Bar apprenticeship launched in bid to tackle post-pandemic staff shortages

The first ever apprenticeship for bar managers is being launched in Limerick, with the aim of tackling a shortage of hospitality staff in Ireland.

The three-year course is the result of a collaboration between the Vintners’ Federation of Ireland (VFI) and Griffith College, and is supported by Ireland’s State agency for further education, Solas.

The course will be available through Griffith College in Cork, Limerick and Dublin, and will be launched by the Minister of State for Further and Higher Education Niall Collins on Monday in The Old Quarter pub in Limerick city.

Emma Hanley with fellow apprentice Dylan Naughton (Eamon Ward/PA)

A Failte Ireland survey in February indicated that up to nine out of 10 hospitality businesses had problems recruiting staff, with many employers linking the shortage to a lack of training.

VFI chief executive Paul Clancy said the apprenticeship would be critical to alleviating the issue.

“At a time when staff recruitment is cited as the number one issue for the hospitality business, this degree will play a vital role in retaining key personnel,” he said.

As part of the Bar Manager Apprenticeship Degree, students already working in the trade can be sponsored by their employer to develop the broad range of skills necessary to operate at the highest level in the industry, spending one day a week in lectures for three years.

School leavers with experience in the bar trade and career changers are also eligible.

We have worked closely with the Vintners’ Federation of Ireland to develop a practical and applied qualification which will enhance the skills and competencies of staff as the pub industry reignites after the challenges of Covid

One of the first people to sign up, 23-year-old Emma Hanley – an apprentice at The Old Quarter pub in Limerick city – said she was attracted to the offer of being able to work and learn at the same time.

“I have always enjoyed working in a bar and the apprenticeship has given me a real insight into my chosen career,” she said.

“The degree is very well structured, allowing me to learn in-depth about the trade, whilst putting the practical elements to use and earning at the same time.

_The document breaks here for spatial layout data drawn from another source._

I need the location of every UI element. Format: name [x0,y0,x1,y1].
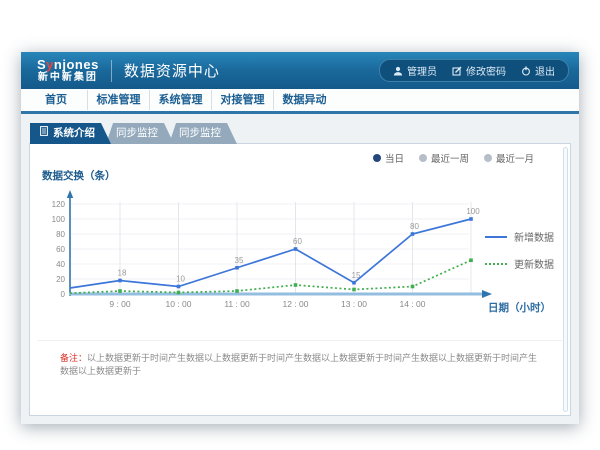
change-password-button[interactable]: 修改密码 [452,63,506,78]
svg-text:120: 120 [52,200,66,209]
y-axis-title: 数据交换（条） [42,168,116,183]
legend-new-data-label: 新增数据 [514,229,554,244]
svg-text:100: 100 [52,215,66,224]
logo-accent: y [46,57,54,72]
svg-text:18: 18 [118,269,127,278]
page-title: 数据资源中心 [124,60,220,81]
logout-label: 退出 [535,63,555,78]
app-window: Synjones 新中新集团 数据资源中心 管理员 修改密码 退出 首页 标准管… [21,52,579,424]
logo-subtitle: 新中新集团 [37,73,99,83]
main-nav: 首页 标准管理 系统管理 对接管理 数据异动 [21,89,579,114]
svg-text:35: 35 [235,256,244,265]
nav-item-home[interactable]: 首页 [25,90,87,110]
footnote-prefix: 备注： [60,353,87,363]
nav-item-standard-mgmt[interactable]: 标准管理 [87,90,149,110]
radio-icon [484,154,492,162]
note-divider [38,340,562,341]
tab-system-intro-label: 系统介绍 [53,123,95,144]
user-icon [393,66,403,76]
filter-last-month-label: 最近一月 [496,151,534,165]
user-controls: 管理员 修改密码 退出 [379,59,569,82]
edit-icon [452,66,462,76]
filter-today[interactable]: 当日 [373,151,404,165]
svg-text:10: 10 [176,275,185,284]
svg-text:60: 60 [56,245,65,254]
radio-icon [419,154,427,162]
header-divider [111,60,112,82]
company-logo: Synjones 新中新集团 [37,58,99,83]
svg-text:15: 15 [352,271,361,280]
tab-bar: 系统介绍 同步监控 同步监控 [30,123,571,144]
chart-legend: 新增数据 更新数据 [485,229,554,271]
nav-item-system-mgmt[interactable]: 系统管理 [149,90,211,110]
logo-part1: S [37,57,46,72]
admin-user-button[interactable]: 管理员 [393,63,437,78]
svg-text:20: 20 [56,275,65,284]
nav-item-connect-mgmt[interactable]: 对接管理 [211,90,273,110]
filter-last-week[interactable]: 最近一周 [419,151,469,165]
svg-text:0: 0 [61,290,66,299]
radio-selected-icon [373,154,381,162]
document-icon [40,123,48,144]
svg-text:11 : 00: 11 : 00 [224,299,250,309]
x-axis-title: 日期（小时） [488,300,551,315]
tab-system-intro[interactable]: 系统介绍 [30,123,111,144]
app-header: Synjones 新中新集团 数据资源中心 管理员 修改密码 退出 [21,52,579,89]
legend-item-new-data: 新增数据 [485,229,554,244]
admin-user-label: 管理员 [407,63,437,78]
legend-item-updated-data: 更新数据 [485,256,554,271]
svg-text:100: 100 [466,207,480,216]
svg-text:9 : 00: 9 : 00 [109,299,131,309]
svg-text:14 : 00: 14 : 00 [400,299,426,309]
time-range-filters: 当日 最近一周 最近一月 [373,151,534,165]
filter-last-week-label: 最近一周 [431,151,469,165]
panel-scrollbar[interactable] [563,147,568,412]
svg-text:12 : 00: 12 : 00 [283,299,309,309]
tab-sync-monitor-2[interactable]: 同步监控 [169,123,237,144]
filter-last-month[interactable]: 最近一月 [484,151,534,165]
content-area: 系统介绍 同步监控 同步监控 当日 最近一周 最近一月 数据交换（条） 0 20 4… [21,114,579,416]
tab-sync-monitor-1[interactable]: 同步监控 [106,123,174,144]
svg-text:40: 40 [56,260,65,269]
solid-line-icon [485,236,507,238]
svg-text:13 : 00: 13 : 00 [341,299,367,309]
dotted-line-icon [485,263,507,265]
legend-updated-data-label: 更新数据 [514,256,554,271]
power-icon [521,66,531,76]
chart-panel: 当日 最近一周 最近一月 数据交换（条） 0 20 40 60 80 100 120 9 : … [29,143,571,416]
svg-text:60: 60 [293,237,302,246]
footnote-text: 以上数据更新于时间产生数据以上数据更新于时间产生数据以上数据更新于时间产生数据以… [60,353,537,376]
svg-text:10 : 00: 10 : 00 [166,299,192,309]
filter-today-label: 当日 [385,151,404,165]
nav-item-data-change[interactable]: 数据异动 [273,90,335,110]
svg-text:80: 80 [410,222,419,231]
footnote: 备注：以上数据更新于时间产生数据以上数据更新于时间产生数据以上数据更新于时间产生… [60,352,540,377]
change-password-label: 修改密码 [466,63,506,78]
logo-wordmark: Synjones [37,58,99,71]
logo-part2: njones [54,57,99,72]
exchange-line-chart: 0 20 40 60 80 100 120 9 : 00 10 : 00 11 : 00 12 : … [42,186,502,321]
logout-button[interactable]: 退出 [521,63,555,78]
svg-text:80: 80 [56,230,65,239]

It is a great way to learn and you gain great insight.”

JJ Mulcahy, owner of The Old Quarter, which has three apprentices, said the course gave “a great advantage” to retain and develop staff.

“The concept is wonderful. This is an industry which can give you a good career, but you have to put the time and effort into learning it,” he said.

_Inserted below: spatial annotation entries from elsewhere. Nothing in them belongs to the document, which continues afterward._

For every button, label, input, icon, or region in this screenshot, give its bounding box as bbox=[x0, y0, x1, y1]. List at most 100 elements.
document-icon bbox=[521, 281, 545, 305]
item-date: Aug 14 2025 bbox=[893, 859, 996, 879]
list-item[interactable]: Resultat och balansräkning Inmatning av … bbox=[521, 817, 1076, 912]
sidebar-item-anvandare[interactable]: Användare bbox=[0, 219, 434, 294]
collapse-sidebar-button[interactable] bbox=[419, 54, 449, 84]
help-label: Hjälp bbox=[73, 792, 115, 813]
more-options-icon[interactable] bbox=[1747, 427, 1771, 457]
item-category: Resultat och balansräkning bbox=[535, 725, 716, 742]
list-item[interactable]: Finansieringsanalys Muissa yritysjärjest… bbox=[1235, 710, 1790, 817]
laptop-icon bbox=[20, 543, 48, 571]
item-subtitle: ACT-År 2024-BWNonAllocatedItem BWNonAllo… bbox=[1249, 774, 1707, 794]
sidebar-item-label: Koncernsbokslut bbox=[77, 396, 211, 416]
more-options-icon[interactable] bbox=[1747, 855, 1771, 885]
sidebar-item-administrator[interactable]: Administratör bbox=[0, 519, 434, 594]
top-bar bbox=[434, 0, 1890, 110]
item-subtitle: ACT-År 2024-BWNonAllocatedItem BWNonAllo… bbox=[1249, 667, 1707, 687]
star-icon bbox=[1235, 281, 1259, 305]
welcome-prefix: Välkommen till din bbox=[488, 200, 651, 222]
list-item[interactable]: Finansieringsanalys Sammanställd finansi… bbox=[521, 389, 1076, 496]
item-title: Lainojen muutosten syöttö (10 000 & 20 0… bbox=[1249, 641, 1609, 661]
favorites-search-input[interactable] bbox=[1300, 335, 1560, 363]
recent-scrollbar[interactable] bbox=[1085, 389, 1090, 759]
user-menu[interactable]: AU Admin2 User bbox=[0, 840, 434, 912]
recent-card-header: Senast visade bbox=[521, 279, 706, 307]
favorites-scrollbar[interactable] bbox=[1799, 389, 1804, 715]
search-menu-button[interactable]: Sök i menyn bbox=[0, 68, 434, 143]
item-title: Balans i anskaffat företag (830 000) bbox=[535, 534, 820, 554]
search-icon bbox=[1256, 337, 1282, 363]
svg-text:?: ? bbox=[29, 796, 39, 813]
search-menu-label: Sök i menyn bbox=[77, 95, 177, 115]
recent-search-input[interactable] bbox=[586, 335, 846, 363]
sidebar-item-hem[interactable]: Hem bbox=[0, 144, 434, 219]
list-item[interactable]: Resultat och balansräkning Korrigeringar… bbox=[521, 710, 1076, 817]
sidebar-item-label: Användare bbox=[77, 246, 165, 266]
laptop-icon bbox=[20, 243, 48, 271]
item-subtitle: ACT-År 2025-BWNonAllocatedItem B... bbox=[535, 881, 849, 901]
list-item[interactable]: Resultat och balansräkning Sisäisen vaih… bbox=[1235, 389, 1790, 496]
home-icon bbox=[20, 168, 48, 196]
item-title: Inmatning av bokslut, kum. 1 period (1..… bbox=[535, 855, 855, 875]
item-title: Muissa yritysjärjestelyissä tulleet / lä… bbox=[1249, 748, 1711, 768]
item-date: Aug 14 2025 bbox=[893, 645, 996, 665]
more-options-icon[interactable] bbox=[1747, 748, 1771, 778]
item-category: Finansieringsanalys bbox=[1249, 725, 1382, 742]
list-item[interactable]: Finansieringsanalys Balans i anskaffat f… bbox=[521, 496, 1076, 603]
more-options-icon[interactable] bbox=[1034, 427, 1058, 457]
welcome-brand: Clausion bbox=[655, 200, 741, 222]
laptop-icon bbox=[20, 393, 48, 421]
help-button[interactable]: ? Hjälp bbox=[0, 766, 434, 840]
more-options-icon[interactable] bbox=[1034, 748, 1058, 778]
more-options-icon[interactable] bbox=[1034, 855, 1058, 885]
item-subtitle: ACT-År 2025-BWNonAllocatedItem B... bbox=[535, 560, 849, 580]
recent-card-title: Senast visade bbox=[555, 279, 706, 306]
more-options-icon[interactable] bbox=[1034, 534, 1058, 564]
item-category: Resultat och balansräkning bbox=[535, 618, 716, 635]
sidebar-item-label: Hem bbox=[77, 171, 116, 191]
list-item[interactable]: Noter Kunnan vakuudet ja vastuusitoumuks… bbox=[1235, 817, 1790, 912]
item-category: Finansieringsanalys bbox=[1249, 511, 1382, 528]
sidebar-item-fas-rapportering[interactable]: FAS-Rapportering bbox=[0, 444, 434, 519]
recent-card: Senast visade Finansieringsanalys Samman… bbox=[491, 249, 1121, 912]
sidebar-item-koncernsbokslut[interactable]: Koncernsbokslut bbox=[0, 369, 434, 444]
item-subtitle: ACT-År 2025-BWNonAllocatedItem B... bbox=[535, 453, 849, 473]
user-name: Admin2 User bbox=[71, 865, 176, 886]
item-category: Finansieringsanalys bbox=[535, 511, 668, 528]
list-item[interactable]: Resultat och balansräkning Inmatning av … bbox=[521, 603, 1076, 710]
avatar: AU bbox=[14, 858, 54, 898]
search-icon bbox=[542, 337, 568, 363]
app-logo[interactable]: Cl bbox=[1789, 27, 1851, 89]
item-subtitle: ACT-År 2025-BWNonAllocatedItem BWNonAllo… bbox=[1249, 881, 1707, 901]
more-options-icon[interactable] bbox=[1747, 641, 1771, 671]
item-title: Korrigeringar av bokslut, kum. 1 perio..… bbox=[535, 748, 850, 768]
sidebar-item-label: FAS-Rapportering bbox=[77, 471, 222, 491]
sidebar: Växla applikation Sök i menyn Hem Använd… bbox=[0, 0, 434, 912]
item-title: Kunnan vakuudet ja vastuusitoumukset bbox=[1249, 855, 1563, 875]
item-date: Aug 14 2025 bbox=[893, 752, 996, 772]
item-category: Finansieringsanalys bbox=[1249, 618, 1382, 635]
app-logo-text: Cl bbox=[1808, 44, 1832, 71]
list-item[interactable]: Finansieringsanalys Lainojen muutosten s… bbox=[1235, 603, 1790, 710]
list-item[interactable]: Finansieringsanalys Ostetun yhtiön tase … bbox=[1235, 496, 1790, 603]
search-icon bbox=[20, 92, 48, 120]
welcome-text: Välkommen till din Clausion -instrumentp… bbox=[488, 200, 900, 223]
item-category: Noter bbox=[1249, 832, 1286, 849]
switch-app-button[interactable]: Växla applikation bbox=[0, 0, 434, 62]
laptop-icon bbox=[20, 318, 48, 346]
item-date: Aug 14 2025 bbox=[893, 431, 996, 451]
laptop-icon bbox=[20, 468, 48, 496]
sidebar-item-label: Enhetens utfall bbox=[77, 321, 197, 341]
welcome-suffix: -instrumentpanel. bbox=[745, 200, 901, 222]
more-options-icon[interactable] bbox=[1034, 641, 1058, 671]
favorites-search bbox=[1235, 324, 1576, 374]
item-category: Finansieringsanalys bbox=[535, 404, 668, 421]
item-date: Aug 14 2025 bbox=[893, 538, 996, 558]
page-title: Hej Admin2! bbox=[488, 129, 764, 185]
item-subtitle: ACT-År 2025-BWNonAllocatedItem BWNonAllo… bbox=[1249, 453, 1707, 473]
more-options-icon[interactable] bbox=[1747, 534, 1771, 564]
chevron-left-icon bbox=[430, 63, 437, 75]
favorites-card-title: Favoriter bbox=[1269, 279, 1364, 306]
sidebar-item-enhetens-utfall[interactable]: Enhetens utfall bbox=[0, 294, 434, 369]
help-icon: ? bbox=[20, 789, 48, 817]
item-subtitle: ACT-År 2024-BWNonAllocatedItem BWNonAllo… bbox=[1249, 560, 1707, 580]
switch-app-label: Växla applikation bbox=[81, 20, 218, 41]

Emma Hanley with fellow apprentices Dylan Naughton, Cathal Callinan, Callan Cummins and Shane O’Keefe at the Old Quarter Pub in Limerick city (Eamon Ward/PA)

Mary Liz Trant, interim director of the National Apprenticeship Office, described the program as exceptional and innovative.

“This apprenticeship is a key example of an in-demand skills-based course that forms part of this transformational agenda,” she said.

Griffith College president Professor Diarmuid Hegarty said the qualification would assist the bar trade post-pandemic.

“We have worked closely with the Vintners’ Federation of Ireland to develop a practical and applied qualification which will enhance the skills and competencies of staff as the pub industry reignites after the challenges of Covid,” he said.

Employers are eligible for a grant per registered apprentice, and applications are now open for the September intake on Griffith College’s website.